Cassazione civile Sez. I sentenza n. 13685 del 13 giugno 2006

Testo massima n. 1

Il soggetto che proponga appello — non diversamente da chi proponga ricorso per cassazione — nell’asserita qualità di erede di colui che ha partecipato al precedente grado del giudizio deve allegare la propria legitimatio ad causam per essere subentrato nella medesima posizione del proprio autore e fornirne, quindi, tramite le opportune produzioni documentali, la necessaria dimostrazione, provando sia il decesso della parte originaria, sia l’asserita qualità di erede. La mancanza di tale prova è circostanza rilevabile d’ufficio, al di là della contestazione della controparte, in quanto attinente alla titolarità del diritto processuale di adire il giudice dell’impugnazione e, come tale, alla regolare instaurazione del contraddittorio.

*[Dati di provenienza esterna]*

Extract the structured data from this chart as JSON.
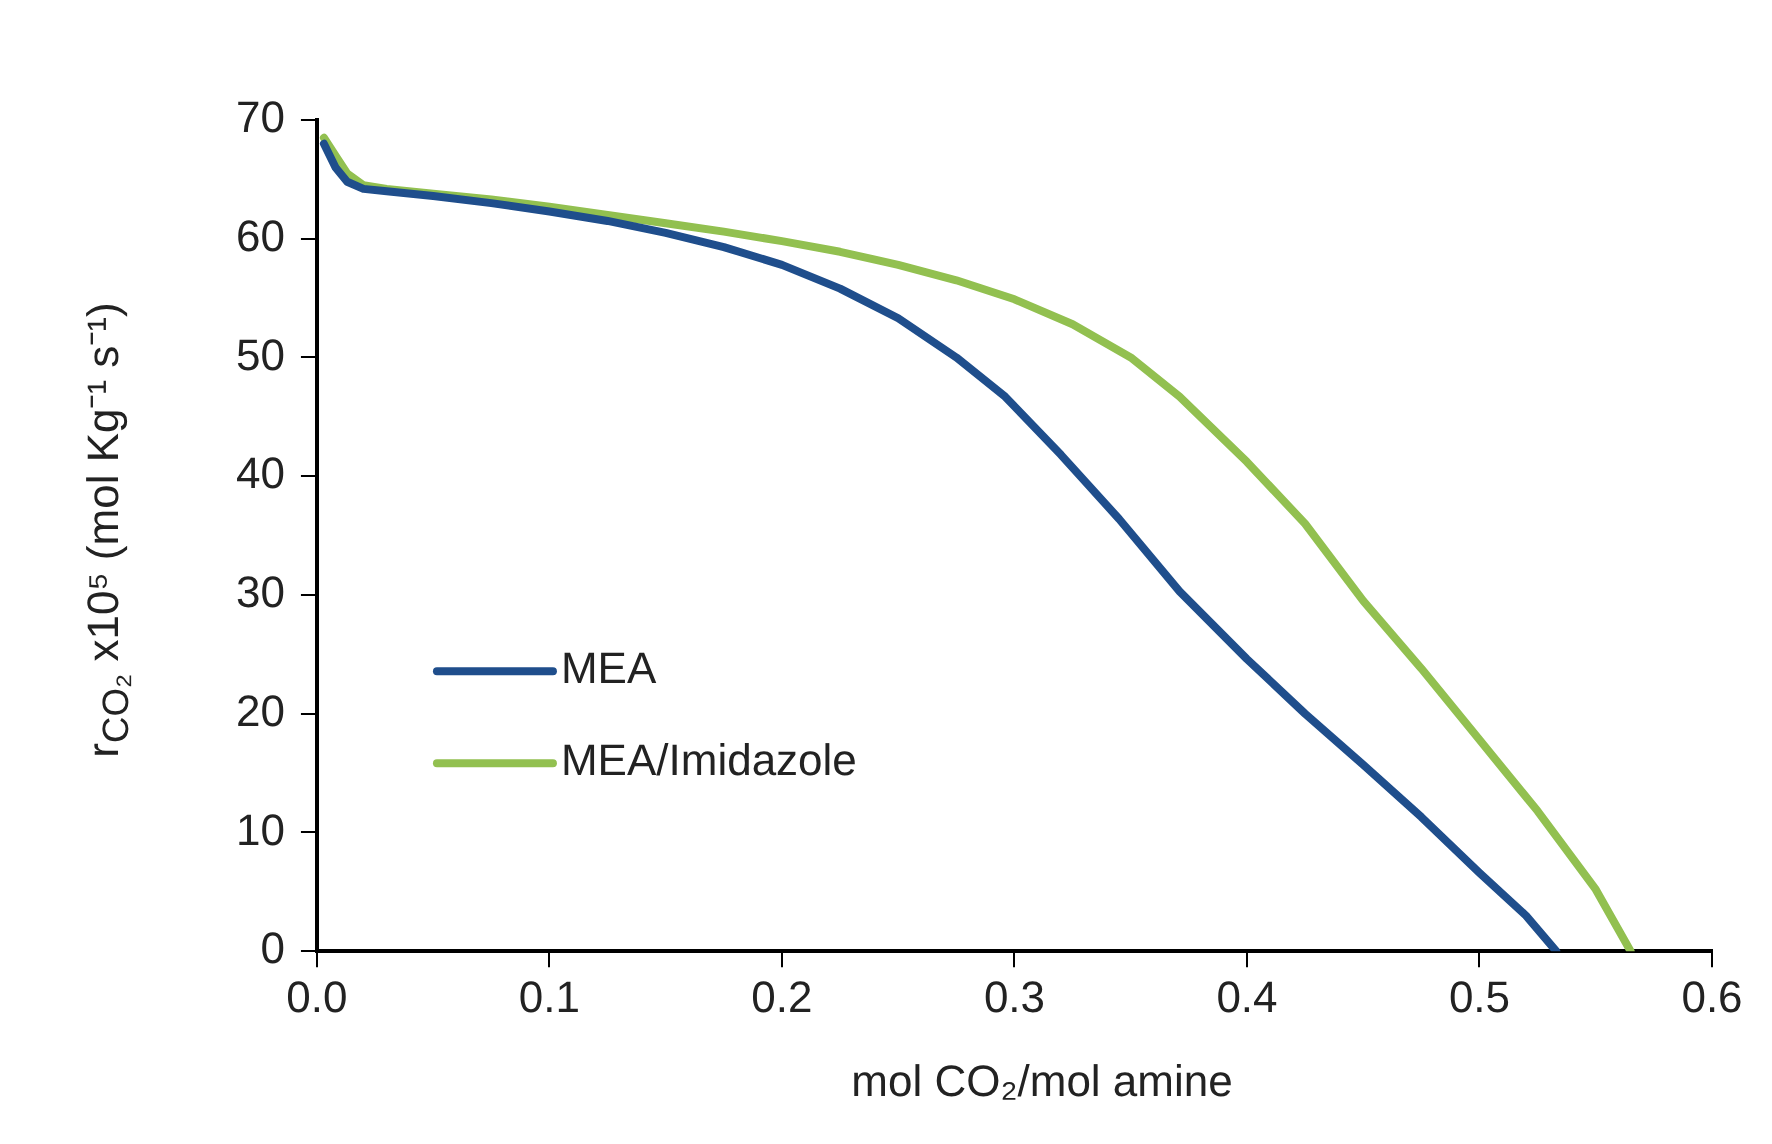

Ai fini del convincimento probatorio, il giudice può utilizzare come argomento di prova, ex art. 116 c.p.c., il comportamento tenuto dalle parti, ed in particolare il fatto che la controparte consideri l’intervenuta successione come verificata e riconosca la qualità di erede, ovvero imposti una linea difensiva incompatibile con la mancanza di quella qualità [ Enunciando il principio di cui in massima, la Corte di cassazione ha confermato la sentenza impugnata, che aveva dichiarato l’appello inammissibile, essendosi l’appellante limitata, per un verso, a qualificarsi erede della parte del grado precedente, senza neppure allegare i fatti costitutivi di detta qualità, e, per l’altro, a produrre — a seguito dell’invito da parte del collegio a rendere chiarimenti, in un caso nel quale la qualità di erede dell’impugnante non poteva considerarsi un fatto pacifico — soltanto un atto di donazione a proprio favore stipulato anteriormente all’instaurazione della lite, dal quale risultava che l’immobile oggetto di causa era stato trasferito dal padre — parte nel giudizio di primo grado — alla figlia appellante ].